[wanita-muslimah] Re: Perempuan di Parlemen Kurang dari 8 Persen
Masalahnya emang di situ, mba Lina. Pada akhirnya kita memang harus bisa menerima kekalahan atau bisa mengukur kemampuan diri sendiri. Di lain pihak analisa hikmah ajar (lesson learned) dan usaha jalan terus. Setelah bekerja bertahun2 membangun konstituen, yang terpilih orang baru, yang baru lulus kuliah, yang artis, yang berduit, yang nggak fokus pada konstituen, yang nggak kompeten, atau kena serangan fajar. Pemerhati gender Ani Sutjipto mempertanyakan itu, kenapa basis perempuan yang membangun konstituen (i.e comdev) nggak bisa merealisasikan ini dalam bentuk daya politik, legislatif apalagi eksekutif? Lalu beliau menyebut 3-4 hal bagaimana untuk mempersiapkan itu ke depan. Tapi kali ini saya lagi nggak ingat apa saja itu. Keterwakilan 8% memang menunjukkan ketimpangan gender. Dan ini persoalan kita semua, bukan hanya masyarakat perempuan. salam Mia --- In wanita-muslimah@yahoogroups.com, Lina Dahlan linadah...@... wrote: Kalo saya sih nyaranin, karena sudah gagal nyaleg yak udah semangatnya dialihkan untuk menjalankan rencana2 utk kemajuan desa aja tanpa harus duduk di legislatif? Bisa gak ya kira2?. Saya pikir kan kalo dia berhasil, dan masih mo nyalonin diri lagi di next pemilihan 5thn mendatang, dia gak usah kampanye lagi. Hasil kerjanya selama 5 tahun itulah kampanyenya. Kalopun gak mo nyaleg lagi, ya udah, apa ya tlh dikerjakannya itu tidaklah sia-sia. amien. Gagal aja gak sia-sia, apalagi berhasil. wassalam, --- In wanita-muslimah@yahoogroups.com, Herni Sri Nurbayanti nurbayanti@ wrote: Kemarin saya diskusi dng salah satu caleg perempuan yg gagal, meski perolehan suaranya bagus. Yg saya kagumi, semangatnya masih menyala.

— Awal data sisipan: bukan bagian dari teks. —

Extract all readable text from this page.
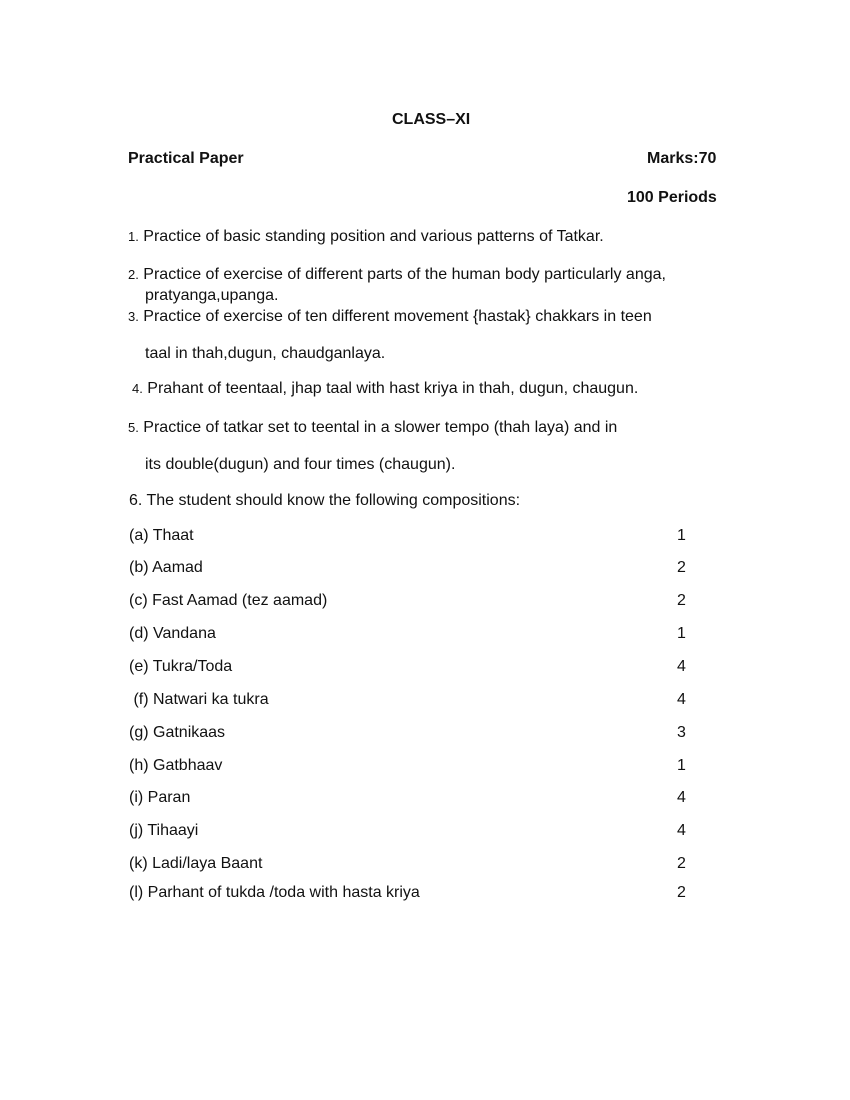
CLASS–XI
Practical Paper	Marks:70
100 Periods
1. Practice of basic standing position and various patterns of Tatkar.
2. Practice of exercise of different parts of the human body particularly anga,
pratyanga,upanga.
3. Practice of exercise of ten different movement {hastak} chakkars in teen
taal in thah,dugun, chaudganlaya.
4. Prahant of teentaal, jhap taal with hast kriya in thah, dugun, chaugun.
5. Practice of tatkar set to teental in a slower tempo (thah laya) and in
its double(dugun) and four times (chaugun).
6. The student should know the following compositions:
(a) Thaat	1
(b) Aamad	2
(c) Fast Aamad (tez aamad)	2
(d) Vandana	1
(e) Tukra/Toda	4
(f) Natwari ka tukra	4
(g) Gatnikaas	3
(h) Gatbhaav	1
(i) Paran	4
(j) Tihaayi	4
(k) Ladi/laya Baant	2
(l) Parhant of tukda /toda with hasta kriya	2
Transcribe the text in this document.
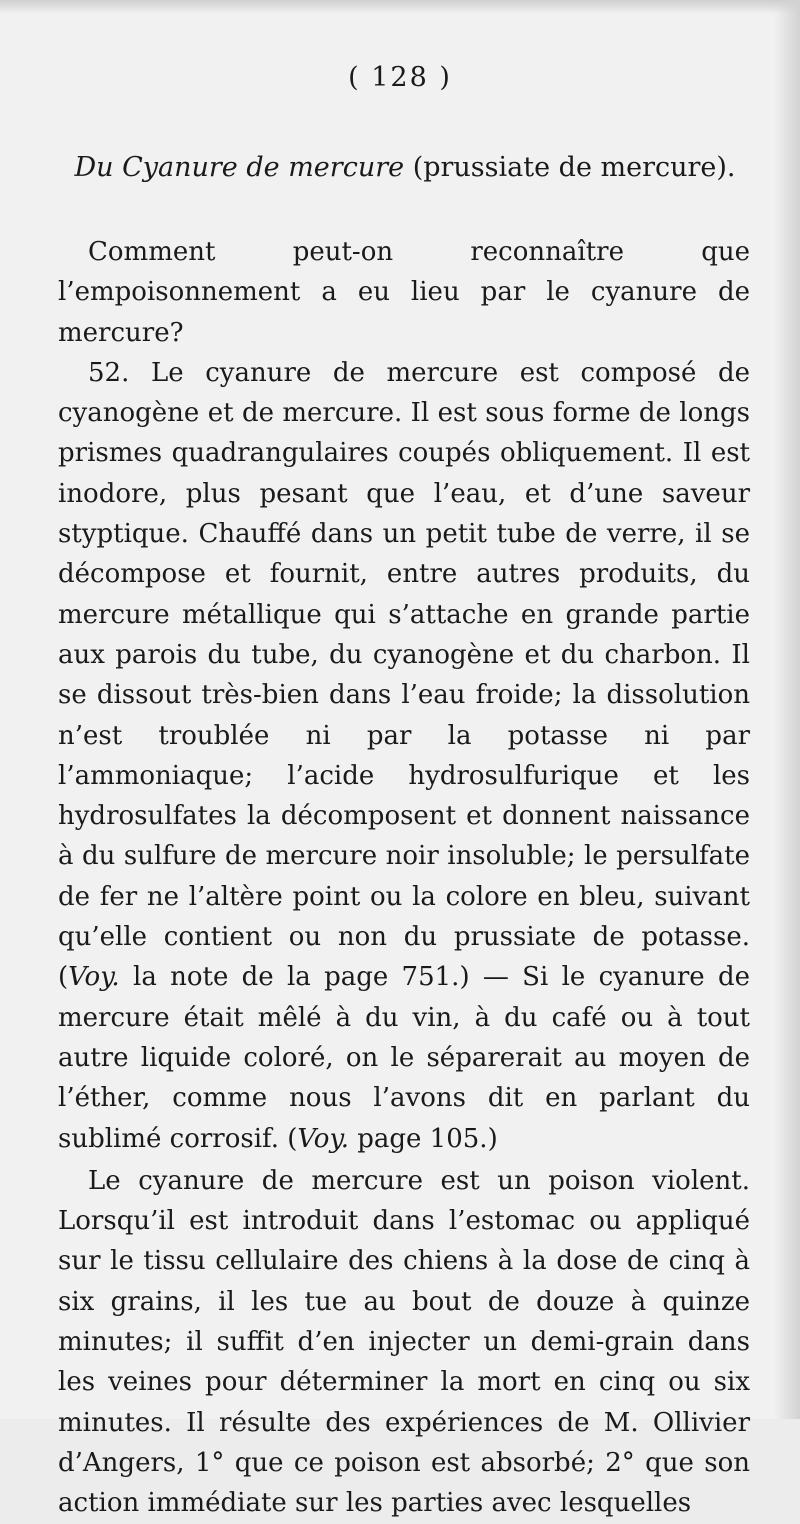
( 128 )
Du Cyanure de mercure (prussiate de mercure).

Comment peut-on reconnaître que l’empoisonnement a eu lieu par le cyanure de mercure?

52. Le cyanure de mercure est composé de cyanogène et de mercure. Il est sous forme de longs prismes quadrangulaires coupés obliquement. Il est inodore, plus pesant que l’eau, et d’une saveur styptique. Chauffé dans un petit tube de verre, il se décompose et fournit, entre autres produits, du mercure métallique qui s’attache en grande partie aux parois du tube, du cyanogène et du charbon. Il se dissout très-bien dans l’eau froide; la dissolution n’est troublée ni par la potasse ni par l’ammoniaque; l’acide hydrosulfurique et les hydrosulfates la décomposent et donnent naissance à du sulfure de mercure noir insoluble; le persulfate de fer ne l’altère point ou la colore en bleu, suivant qu’elle contient ou non du prussiate de potasse. (Voy. la note de la page 751.) — Si le cyanure de mercure était mêlé à du vin, à du café ou à tout autre liquide coloré, on le séparerait au moyen de l’éther, comme nous l’avons dit en parlant du sublimé corrosif. (Voy. page 105.)

Le cyanure de mercure est un poison violent. Lorsqu’il est introduit dans l’estomac ou appliqué sur le tissu cellulaire des chiens à la dose de cinq à six grains, il les tue au bout de douze à quinze minutes; il suffit d’en injecter un demi-grain dans les veines pour déterminer la mort en cinq ou six minutes. Il résulte des expériences de M. Ollivier d’Angers, 1° que ce poison est absorbé; 2° que son action immédiate sur les parties avec lesquelles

Bahkan, belajar dari pengalaman pemilu lalu menyusuri desa-desa dapilnya, mengenali kondisi konstituennya, dan kemudian menyusun rencana2. Pengalamannya kemarin turun ke desa2 justru menggerakan hatinya utk memberdayakan konsituennya, minimal mampu memperjuangkan hak-haknya, meski 'hanya' sekedar urusan perbaikan jalan, pengadaan pupuk, dll.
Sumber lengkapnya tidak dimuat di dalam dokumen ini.